= Peire Lunel de Montech =

Peire Lunel de Montech (fl. 1326-1384), also known as Cavalier Lunel or Peire de Lunel, was a lawyer, politician and author of Toulouse. His name indicates he was a knight (cavalier in Occitan) from Montech.

In his youth he was a troubadour. A canso, a Crusading song, a sirventes, an ensenhamen and some moralising coblas esparsas survive of his work. The Crusading song is dated to around 1326. It is a critique of King Charles IV for promising a Crusade and doing nothing. Lunel's sirventes, was written at the height of the Black Death in 1348.

In 1326 Lunel composed the Ensenhamen del garso ("instruction of the boy"), the latest surviving ensenhamen. Written in arlabecca form, it is modeled on the Ensenhamen del escudier of Amanieu de Sescars. The boy (garso) for whom Lunel composed it was an aspiring poet looking for advice on how to compose. Lunel's advice is an important source for understanding the troubadours' own conception of the ensenhamen genre.

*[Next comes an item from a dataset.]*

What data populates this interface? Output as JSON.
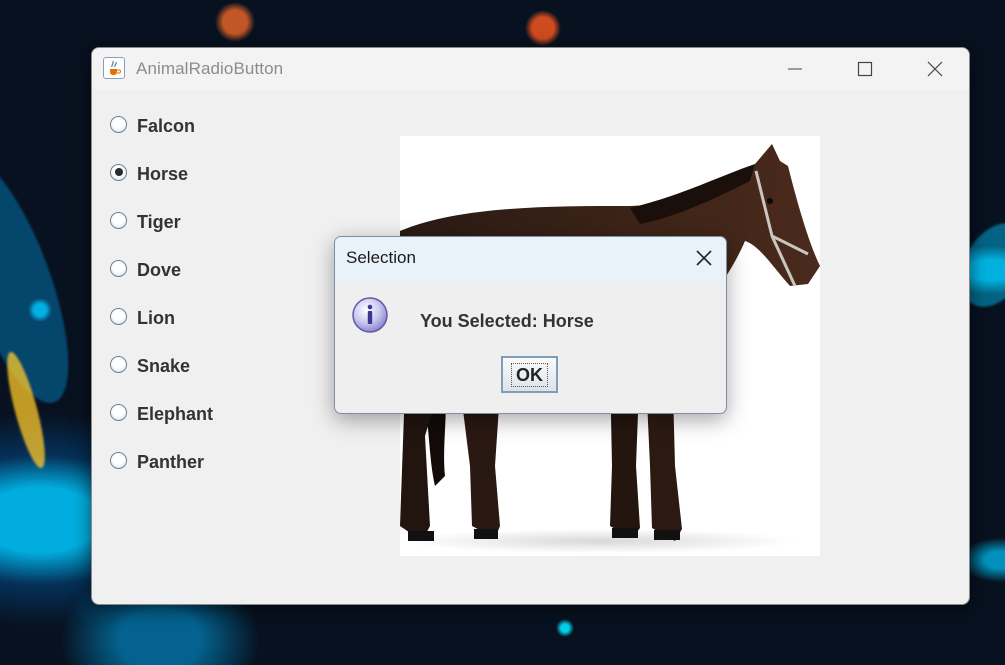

Lunel was recorded as a doctor en leys (doctor of laws) in the register of the members of the Toulouse Consistory in 1355, the first year for which we have records. In 1384 Lunel was a municipal official in Montauban.

==Sources==
- Jeanroy, Alfred (1934). La poésie lyrique des troubadours. Toulouse: Privat.
- Paterson, Linda (2003). "Lyric allusions to the crusades and the Holy Land."Colston Symposium.
- Ricketts, Peter T., ed. "Cavalier Lunel de Monteg (alias Peire de Lunel)."